As part of its investigation, Hindenburg spoke with multiple former employees who described how internal concerns were suppressed and user concerns were ignored, even as alleged "criminal activity and fraud ran rampant on its platform". The firm’s report includes screenshots of internal systems and employee messages, as well as allegations of financial misreporting.

Hindenburg alleged that up to 35 per cent of Cash App’s revenue is derived from interchange fees, or around $892 million in revenue that should be capped by law. However, Block avoids that regulatory cap imposed on large financial institutions by routing the revenue through a small bank, Hindenburg alleged. The small-bank routing method is one employed by Block rival PayPal, Hindenburg claimed, and which prompted a Securities and Exchange Commission probe.

Hindenburg took issue with Cash App’s practices during the COVID-19 pandemic, when the government issued stimulus checks to qualified American adults. The report alleged that the lockdowns "posed an existential threat" to Block’s critical merchant services business. "CEO Jack Dorsey Tweeted that users could get government payments through Cash App ‘immediately’ with ‘no bank account needed’ due to its frictionless technology," the report said.

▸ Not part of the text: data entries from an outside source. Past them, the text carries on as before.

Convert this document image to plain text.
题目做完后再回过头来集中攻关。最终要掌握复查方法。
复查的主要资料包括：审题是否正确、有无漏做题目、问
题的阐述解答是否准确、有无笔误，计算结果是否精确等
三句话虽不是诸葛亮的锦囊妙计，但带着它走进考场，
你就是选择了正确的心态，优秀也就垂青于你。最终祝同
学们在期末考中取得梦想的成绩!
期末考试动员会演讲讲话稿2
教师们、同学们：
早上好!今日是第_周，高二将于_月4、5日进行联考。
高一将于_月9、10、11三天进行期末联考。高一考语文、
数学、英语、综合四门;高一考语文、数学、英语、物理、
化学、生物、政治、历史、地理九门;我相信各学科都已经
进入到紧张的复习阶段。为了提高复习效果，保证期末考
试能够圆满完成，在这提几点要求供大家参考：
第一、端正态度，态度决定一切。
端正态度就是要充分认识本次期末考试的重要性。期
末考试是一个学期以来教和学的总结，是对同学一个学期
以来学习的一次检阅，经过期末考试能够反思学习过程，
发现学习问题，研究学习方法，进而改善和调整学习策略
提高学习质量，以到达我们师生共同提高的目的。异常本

Just a few weeks into Cash App’s delivery of the first round of government payments, states were apparently trying to claw back suspected fraudulent payments - "Washington State wanted more than $200 million back from payment processors while Arizona sought to recover $500 million," said Hindenburg, citing multiple former employees.

Citing interviews with former employees, Hindenburg alleged that "pressure from management has resulted in a pattern of disregard for Anti-Money Laundering (AML) and Know Your Customer (KYC) laws". The report notes that "this appeared to be an effort to grow Cash App’s user base by strategically disregarding Anti Money Laundering (AML) rules".

Block responded to the Hindenburg report later on Thursday, saying that it intended to work with the SEC and explore legal action against Hindenburg Research for the "factually inaccurate and misleading" report. "We are a highly regulated public company with regular disclosures, and are confident in our products, reporting, compliance programs, and controls. We will not be distracted by typical short-seller tactics," Block added.

The allegations in the Hindenburg report represent a significant blow to Block and its CEO Jack Dorsey, who is also the co-founder and CEO of Twitter. As of Thursday’s close, Block’s shares had fallen nearly 15 per cent. The report also highlights the challenges facing the payment industry, which has seen explosive growth in recent years but also faces increased scrutiny from regulators and investors.